- Title: Balkan families honour wartime missing on International Day of the Disappeared
- Date: 30th August 2019
- Summary: PEOPLE PASSING BY POSTERS
- Embargoed: 13th September 2019 17:26
- Keywords: International Day of the Disappeared missing people war western Balkans Yugoslavia
- Location: PRISTINA, KOSOVO / VINKOVCI, CROATIA/ SARAJEVO, BOSNIA-HERZEGOVINA
- City: PRISTINA, KOSOVO / VINKOVCI, CROATIA/ SARAJEVO, BOSNIA-HERZEGOVINA
- Country: Kosovo
- Topics: Conflicts/War/Peace
- Reuters ID: LVA006AUEUIPL
- Aspect Ratio: 16:9
- Story Text: Families of thousands of people still missing from wars in the former Yugoslavia rallied throughout the region on Friday (August 30), the International Day of the Disappeared, to draw attention to their plight.
The wars in the former Yugoslavia ended almost two decades ago, but more than 10,000 people are still missing in Croatia, Bosnia, Kosovo, Montenegro, Macedonia and Serbia, according to official data and estimates.
Most of those whose fate still remains unknown have vanished in Bosnia, devastated by the worst of the conflicts and scarred by atrocities such as the genocide at Srebrenica.
According to the Bosnian Missing Persons Institute, of around 35,000 people reported missing during the conflict, 7,206 are still unaccounted for.
Bodies are discovered regularly, but with entire families wiped out in the conflict and lack of political will among the wartime foes - Serbs, Croats and Bosniaks - the identification is painfully slow.
The Bosnian war claimed nearly 100,000 lives and displaced millions.

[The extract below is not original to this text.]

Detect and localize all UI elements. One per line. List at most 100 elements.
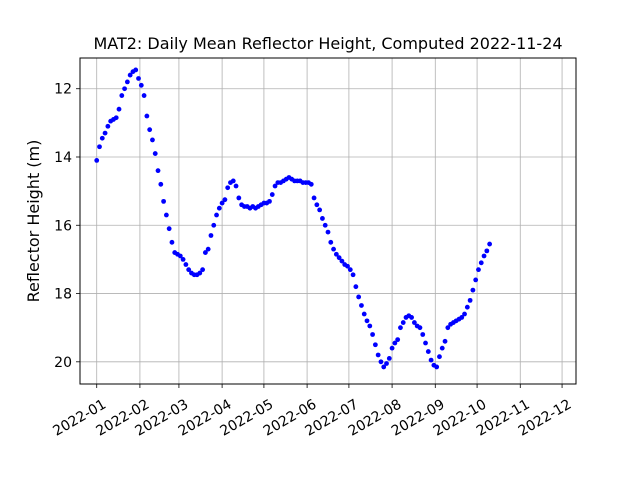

The unwillingness to cooperate is a major hurdle in improving relations between Croatia, a member of the European Union since 2013, and Serbia. Croatia is searching for 1,892 people who disappeared during the war for independence from Yugoslavia and the fighting with Serb insurgents between 1991 and 1995. Of that, 411 cases refer to the killed whose remains had not been found, the Croatian government says.
In Kosovo, the former Serbian province with an Albanian majority which in 1998 rebelled for independence 1,653 people are still missing, the EU Rule of Law mission in Kosovo said, without breaking down their ethnicity.
Most are Albanians, but people representing other ethnic groups have also gone missing during the fighting and after Belgrade's forces pulled out of the territory in the wake of NATO bombing which brought about the end of the war in 1999.
With Belgrade and Pristina not talking to each other, the search for those still missing is even more complicated.
The last of the Yugoslav conflicts occurred in what is now North Macedonia, when ethnic Albanian guerrillas launched an armed insurgency for more rights. There are 22 officially reported cases of people gone missing, but non-governmental organizations estimate the number at around 200.
Wars were not fought on the soil of Serbia proper, but Belgrade authorities say that around 4,000 Serbs are still missing in the region.